We do this via strategic communications, the communications between senior leaders and even among adversaries in our key leader engagements.

We do so under information operations, surveillance and reconnaissance, and networks that assure our battlespace awareness and our ability to operate in the battlespace. 

And then, finally, is the operational security that each nation brings to bear in its defense.

U.S. Defense Secretary Lloyd Austin has spoken about integrated deterrence maximizing effects across warfare domains and theaters and the spectrum of conflict through all instruments of military power, and especially with our unmatched capability and our network of alliances and partnerships, which is absolutely the asymmetric advantage. 

Marrying deterrence and information helps us to alter our competitors’ perceptions of risk, cost and benefits, and demonstrates our ability to control escalation. 

Consider where we are in time. As I speak, the Chinese Communist Party’s (CCP) 20th Party Congress is ongoing, leading to an unprecedented third term of office [for General Secretary Xi Jinping]. The PRC is veering from its 30-year tradition of consensus and sensible foreign policy into something that looks much more autocratic.

Our own desire [is] to adhere to the international rules-based order rather than the creation of a new order as proposed by our potential adversaries through innocuous-sounding phrases like “common prosperity.” 

U.S. Coast Guard personnel prepare to board a vessel in the eastern Pacific Ocean while patrolling for illegal fishing in August 2022. THE ASSOCIATED PRESS

This is the system where the PRC is the center and “all affairs under heaven” are determined through its autocracy. The rule of law is not what we see in the PRC; it is the rule by law. That is, taking some second-derivative interpretation of an international law or custom, declaring it the law of the universe and then acting as if it were so.

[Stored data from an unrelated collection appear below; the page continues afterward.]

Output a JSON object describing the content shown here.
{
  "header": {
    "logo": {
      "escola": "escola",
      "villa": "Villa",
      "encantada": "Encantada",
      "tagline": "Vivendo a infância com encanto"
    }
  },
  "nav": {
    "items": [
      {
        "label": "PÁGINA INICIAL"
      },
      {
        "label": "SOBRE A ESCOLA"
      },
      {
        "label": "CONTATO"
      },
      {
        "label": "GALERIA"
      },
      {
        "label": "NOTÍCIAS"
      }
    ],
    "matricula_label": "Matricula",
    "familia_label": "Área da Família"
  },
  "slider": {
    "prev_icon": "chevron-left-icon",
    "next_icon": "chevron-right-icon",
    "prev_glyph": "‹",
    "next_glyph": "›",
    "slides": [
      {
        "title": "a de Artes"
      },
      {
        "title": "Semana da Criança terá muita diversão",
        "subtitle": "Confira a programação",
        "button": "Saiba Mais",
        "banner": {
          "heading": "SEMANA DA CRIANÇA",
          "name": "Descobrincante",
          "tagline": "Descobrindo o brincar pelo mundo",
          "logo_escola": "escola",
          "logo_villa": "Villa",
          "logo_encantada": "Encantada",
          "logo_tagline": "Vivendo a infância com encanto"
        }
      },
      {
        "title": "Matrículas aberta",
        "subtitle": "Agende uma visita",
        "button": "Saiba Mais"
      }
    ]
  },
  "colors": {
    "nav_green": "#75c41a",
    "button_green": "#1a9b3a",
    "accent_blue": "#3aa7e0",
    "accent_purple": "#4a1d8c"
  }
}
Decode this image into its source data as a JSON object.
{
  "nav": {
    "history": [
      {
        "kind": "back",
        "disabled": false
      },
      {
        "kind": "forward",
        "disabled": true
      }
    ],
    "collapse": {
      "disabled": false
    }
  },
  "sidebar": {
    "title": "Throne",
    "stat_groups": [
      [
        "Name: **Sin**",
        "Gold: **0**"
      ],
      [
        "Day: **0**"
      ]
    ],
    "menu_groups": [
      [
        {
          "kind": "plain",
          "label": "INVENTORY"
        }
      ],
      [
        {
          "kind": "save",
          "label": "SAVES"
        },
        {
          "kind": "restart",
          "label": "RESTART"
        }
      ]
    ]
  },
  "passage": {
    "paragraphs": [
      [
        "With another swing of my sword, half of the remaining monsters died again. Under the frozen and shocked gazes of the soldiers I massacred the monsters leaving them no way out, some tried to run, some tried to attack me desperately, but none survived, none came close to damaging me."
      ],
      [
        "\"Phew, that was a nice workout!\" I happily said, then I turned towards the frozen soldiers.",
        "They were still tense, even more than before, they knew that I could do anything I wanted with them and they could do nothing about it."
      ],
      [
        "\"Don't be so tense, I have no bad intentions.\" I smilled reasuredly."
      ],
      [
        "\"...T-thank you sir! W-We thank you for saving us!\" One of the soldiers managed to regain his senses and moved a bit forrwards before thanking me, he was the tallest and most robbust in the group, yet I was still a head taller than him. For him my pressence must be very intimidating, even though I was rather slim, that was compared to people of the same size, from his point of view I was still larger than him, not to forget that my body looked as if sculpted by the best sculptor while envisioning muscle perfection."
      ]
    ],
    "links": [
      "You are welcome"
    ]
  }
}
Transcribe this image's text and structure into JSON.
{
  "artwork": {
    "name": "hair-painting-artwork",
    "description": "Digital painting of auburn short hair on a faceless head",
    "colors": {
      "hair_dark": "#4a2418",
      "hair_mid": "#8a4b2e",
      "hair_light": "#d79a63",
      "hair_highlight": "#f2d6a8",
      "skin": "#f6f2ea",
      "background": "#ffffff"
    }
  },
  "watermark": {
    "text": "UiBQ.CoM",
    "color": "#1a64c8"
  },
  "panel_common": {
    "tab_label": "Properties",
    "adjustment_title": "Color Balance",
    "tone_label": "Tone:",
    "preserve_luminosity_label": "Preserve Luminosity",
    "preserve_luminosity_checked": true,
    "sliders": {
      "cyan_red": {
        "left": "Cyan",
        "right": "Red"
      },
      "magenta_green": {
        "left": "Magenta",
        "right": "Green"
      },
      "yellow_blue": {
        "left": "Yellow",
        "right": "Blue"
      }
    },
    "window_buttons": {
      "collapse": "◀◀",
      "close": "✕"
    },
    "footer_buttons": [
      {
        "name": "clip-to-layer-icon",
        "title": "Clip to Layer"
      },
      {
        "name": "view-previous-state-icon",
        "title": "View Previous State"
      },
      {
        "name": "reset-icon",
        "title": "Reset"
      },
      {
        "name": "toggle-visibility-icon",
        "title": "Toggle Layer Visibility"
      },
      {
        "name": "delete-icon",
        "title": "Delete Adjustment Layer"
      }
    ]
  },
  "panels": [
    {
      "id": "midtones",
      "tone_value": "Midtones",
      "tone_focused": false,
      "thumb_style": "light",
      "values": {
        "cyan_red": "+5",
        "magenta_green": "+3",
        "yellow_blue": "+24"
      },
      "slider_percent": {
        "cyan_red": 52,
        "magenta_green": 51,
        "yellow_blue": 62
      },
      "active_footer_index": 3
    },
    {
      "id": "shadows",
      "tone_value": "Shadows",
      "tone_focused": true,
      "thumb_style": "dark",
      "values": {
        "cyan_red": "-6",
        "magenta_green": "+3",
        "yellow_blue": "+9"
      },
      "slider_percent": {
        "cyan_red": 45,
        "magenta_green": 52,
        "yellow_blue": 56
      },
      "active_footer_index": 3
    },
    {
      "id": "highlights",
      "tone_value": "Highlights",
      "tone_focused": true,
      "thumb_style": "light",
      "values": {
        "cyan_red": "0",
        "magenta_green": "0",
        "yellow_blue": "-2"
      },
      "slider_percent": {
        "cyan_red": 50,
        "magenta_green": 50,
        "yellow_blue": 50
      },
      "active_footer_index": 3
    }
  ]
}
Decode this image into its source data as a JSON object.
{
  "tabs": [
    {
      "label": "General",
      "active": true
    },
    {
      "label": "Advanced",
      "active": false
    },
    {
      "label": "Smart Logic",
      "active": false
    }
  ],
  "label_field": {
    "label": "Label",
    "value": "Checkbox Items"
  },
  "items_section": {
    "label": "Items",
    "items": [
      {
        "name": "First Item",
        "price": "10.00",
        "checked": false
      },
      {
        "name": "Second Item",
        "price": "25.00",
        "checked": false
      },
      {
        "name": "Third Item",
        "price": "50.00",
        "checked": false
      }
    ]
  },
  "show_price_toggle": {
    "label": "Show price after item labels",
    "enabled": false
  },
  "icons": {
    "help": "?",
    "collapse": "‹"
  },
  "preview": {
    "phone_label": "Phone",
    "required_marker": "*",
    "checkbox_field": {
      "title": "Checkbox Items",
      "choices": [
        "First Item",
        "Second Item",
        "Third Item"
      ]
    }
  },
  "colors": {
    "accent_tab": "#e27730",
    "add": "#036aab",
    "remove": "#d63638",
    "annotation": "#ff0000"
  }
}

Let’s be clear about what rejuvenation means. National rejuvenation means the party control of economies. It means military modernization to support that. And it means the changing of international borders by force. That is the true meaning of national rejuvenation.

As allies and partners, we cannot normalize this intentional malign behavior by the PRC and the CCP, which we see in the form of:

  • Military expansionism in the South China Sea.
  • Coercion and pressure in the waters and skies surrounding Taiwan.
  • Military coercion and pressure in the waters and skies surrounding the Senkaku Islands. 
  • Military actions along the Line of Actual Control [separating India and China]. 
  • Repression of freedoms and liberties in Hong Kong. 
  • Predatory economic behavior, ranging from illegal fishing to theft of intellectual property to debt entrapment worldwide, including the PRC’s handling of disagreements with Australia, Canada and Lithuania.

So, this is not about containing the PRC’s economic and military growth. It’s about ensuring that we as free and sovereign nations ensure its actions and behaviors do not disrupt the peace and stability of the region or the international rules-based order.